Now to really get into evaluation a bit more (and avoid my project as well) I decided to go back a week and see how things worked out last week, based on last week’s ratings.
| Visitor | V-Rat | Home | H-Rat | Line | Exp | Diff (raw) | Diff/line | V | H | Correct |
| Green Bay Packers | 19.65 | Detroit Lions | 19.44 | 6 | 2.59 | 3.41 | 57% | 10 | 40 | 0 |
| Oakland Raiders | 12.96 | Dallas Cowboys | 22.35 | 8 | 12.18 | -4.18 | -52% | 24 | 31 | 0 |
| Pittsburgh Steelers | 16.89 | Baltimore Ravens | 19.52 | 3 | 5.42 | -2.42 | -81% | 20 | 22 | 0 |
| Tennessee Titans | 19.25 | Indianapolis Colts | 21.25 | 3.5 | 4.79 | -1.29 | -37% | 14 | 22 | 1 |
| Denver Broncos | 30.86 | Kansas City Chiefs | 25.41 | -6 | -2.65 | -3.35 | 56% | 35 | 28 | 1 |
| Jacksonville Jaguars | 6.31 | Cleveland Browns | 14.05 | 7.5 | 10.54 | -3.04 | -40% | 32 | 28 | 0 |
| Tampa Bay Buccaneers | 17.70 | Carolina Panthers | 30.95 | 6.5 | 16.05 | -9.55 | -147% | 6 | 27 | 1 |
| Chicago Bears | 18.47 | Minnesota Vikings | 13.05 | 1 | -2.62 | 3.62 | 362% | 20 | 23 | 0 |
| Arizona Cardinals | 23.99 | Philadelphia Eagles | 20.40 | 3.5 | -0.80 | 4.30 | 123% | 21 | 24 | 1 |
| Miami Dolphins | 19.78 | New York Jets | 11.89 | 2 | -5.09 | 7.09 | 355% | 23 | 3 | 1 |
| Atlanta Falcons | 15.88 | Buffalo Bills | 17.29 | 4.5 | 4.20 | 0.30 | 7% | 34 | 31 | 1 |
| St Louis Rams | 21.78 | San Francisco 49ers | 29.29 | 7.5 | 10.30 | -2.80 | -37% | 13 | 23 | 1 |
| New England Patriots | 25.66 | Houston Texans | 12.56 | -6.5 | -10.30 | 3.80 | -58% | 34 | 31 | 1 |
| Cincinnati Bengals | 24.41 | San Diego Chargers | 20.14 | -1.5 | -1.47 | -0.03 | 2% | 17 | 10 | 1 |
| New York Giants | 15.19 | Washington Redskins | 13.07 | 1 | 0.68 | 0.32 | 32% | 24 | 17 | 1 |
| New Orleans Saints | 29.49 | Seattle Seahawks | 31.07 | 5 | 4.38 | 0.62 | 12% | 7 | 34 | 0 |
Now we are getting somewhere. The system actually went 10-5. In games where the expected vs line was greater (or less) than 100%, it went 3-1. Hmmm. In games where the absolute raw was greater than 2.5, it was 6-4.

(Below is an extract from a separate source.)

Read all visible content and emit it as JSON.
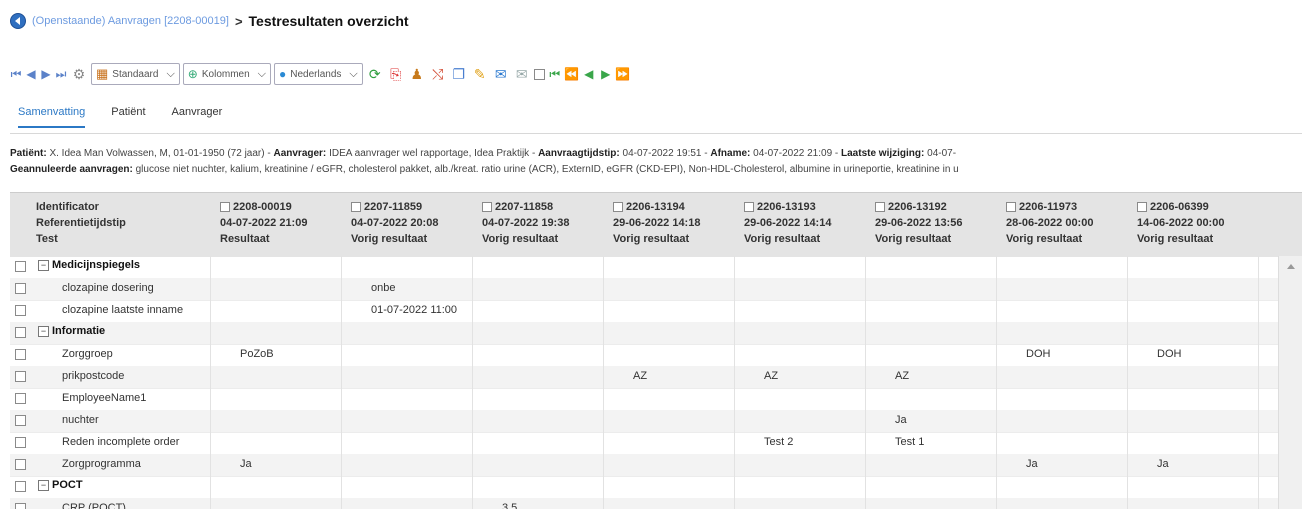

So, the system says we should probably look again at the big differences.
Maybe we should consider taking Kansas City, Oakland, Carolina, Miami, San Diego and Seattle? A $5 wager would bring you $242.92 in winnings, if they ALL beat the spread.
I’m a little concerned about too many road teams. How about we drop it to KC, Oakland, Miami and San Diego? If you bet $5 here, you win $61.52 if they all win. Sounds good. Done. We will send Prof. Muthuraman a little something if we hit.